Lewin’s Three Stage Model
- Unfreeze; change; freeze.
Kotter’s Eight Stage Model
- Needs: Urgency, Vision, empowerment, quick wins, ongoing building on the change, make it stick
Senge’s Systems Thinking Model
- Optimistic stuff. A shared Vision; Mental Models; Team Learning; Personal Mastery (4) and System Thinking (5). The fifth Discipline, System Thinking, is the one discipline that binds the other four and therefore the discipline where the focus of Change Management should be.
McKinsey 7-S Model
- Seems appropriate for creating an organisation, department or service.
ADKAR Change Management Model
- Uses Awareness, Desire, Knowledge, Ability, Reinforcement. More to do with changing an organisation.
Nudge Theory
- Suitable for lots of small behavioural changes in a population.
Bridges’ Transition Model
- Endings; Neutral Zone; New Beginnings. Suitable for managing employees in a department through a single very big change.
Kübler-Ross Change Management Framework
- The management of grief stages, reworked into a business context. E.g. Denial, Anger, Bargaining, Depression, Acceptance. Or Shock, Anger, Rejection, Acceptance.

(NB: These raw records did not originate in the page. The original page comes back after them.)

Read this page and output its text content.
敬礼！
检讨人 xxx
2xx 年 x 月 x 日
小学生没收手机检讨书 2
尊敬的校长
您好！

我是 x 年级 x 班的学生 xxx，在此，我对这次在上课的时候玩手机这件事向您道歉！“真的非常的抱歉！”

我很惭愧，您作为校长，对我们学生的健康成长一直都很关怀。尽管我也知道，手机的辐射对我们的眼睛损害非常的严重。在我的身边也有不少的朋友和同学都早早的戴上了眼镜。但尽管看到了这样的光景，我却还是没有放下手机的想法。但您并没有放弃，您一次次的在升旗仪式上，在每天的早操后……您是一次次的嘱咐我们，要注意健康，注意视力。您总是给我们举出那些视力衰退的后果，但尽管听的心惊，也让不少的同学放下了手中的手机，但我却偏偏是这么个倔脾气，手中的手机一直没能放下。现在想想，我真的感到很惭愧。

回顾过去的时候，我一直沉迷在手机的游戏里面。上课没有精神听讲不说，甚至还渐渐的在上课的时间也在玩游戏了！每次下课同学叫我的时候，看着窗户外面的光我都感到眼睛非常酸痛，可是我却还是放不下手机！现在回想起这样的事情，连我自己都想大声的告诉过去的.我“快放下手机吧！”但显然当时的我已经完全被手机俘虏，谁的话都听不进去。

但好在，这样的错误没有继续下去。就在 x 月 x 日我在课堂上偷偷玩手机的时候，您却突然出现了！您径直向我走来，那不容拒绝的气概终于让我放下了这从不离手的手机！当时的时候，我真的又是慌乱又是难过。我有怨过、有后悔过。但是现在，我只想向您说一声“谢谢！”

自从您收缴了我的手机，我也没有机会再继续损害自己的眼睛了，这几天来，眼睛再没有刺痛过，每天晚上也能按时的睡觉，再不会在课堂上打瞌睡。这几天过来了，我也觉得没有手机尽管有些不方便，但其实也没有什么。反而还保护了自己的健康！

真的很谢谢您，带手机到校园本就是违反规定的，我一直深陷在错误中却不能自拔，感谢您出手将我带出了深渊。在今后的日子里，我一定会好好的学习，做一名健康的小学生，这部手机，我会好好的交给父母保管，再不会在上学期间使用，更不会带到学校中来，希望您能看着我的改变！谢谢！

Maurer’s 3 Levels of Resistance and Change Model
- “I don’t get it. I don’t like it. I don’t like you.” May well be appropriate for predicting how staff will react.
The Deming Cycle
- Plan, Do, Check, Act. A working practice. One can expect to be going round that circle many times. Just something to keep in mind.
Satir Change Management Model
- For recognising and reporting the performance dip and recovery in change. Late Status Quo; Resistance; Chaos; Integration; New Status Quo. Just to be aware of. Some things might get worse as we try to make them better, such as productivity dropping as processes are embedded.
Kaizen Change Management Model
- Works well with business-as-usual in an operational environment.
LaMarsh Change Management Model
- A general purpose one-size-fits-all risk-based approach. Initiate change; Identify risk; Implementation; Achieve results; Sustain outcomes. Deal with the greatest risks first to make everything else runs smoothly later.
Three ways to manage change
Reactive = respond to change
Anticipatory = try to see it coming and prepare for it
Proactive = drive it yourself
All three are relevant and useful approaches. All three should / could be used.
The scale of ambition
Incremental = make improvements to what exists
Transformational = new ways of working
Both extremes are achievable and useful approaches.
Target realistically and optimistically: do not over-stretch but do not be under-ambitious.
Know your capabilities but know your limitations.
Timescales
Emergent change = comes out of the blue
Planned change = from a deliberate policy or strategy
Only the former is guaranteed.
Either can fail.
Types of change management method
Developmental = steady progress from before to after. e.g. from child to adult. Growth. Appearance changes.
Transitional = dismantle the old while building the new e.g. from caterpillar to butterfly. New systems. The work changes.
Transformational = fundamental new way of thinking and being e.g. from fields to factories. New environment. Everything changes.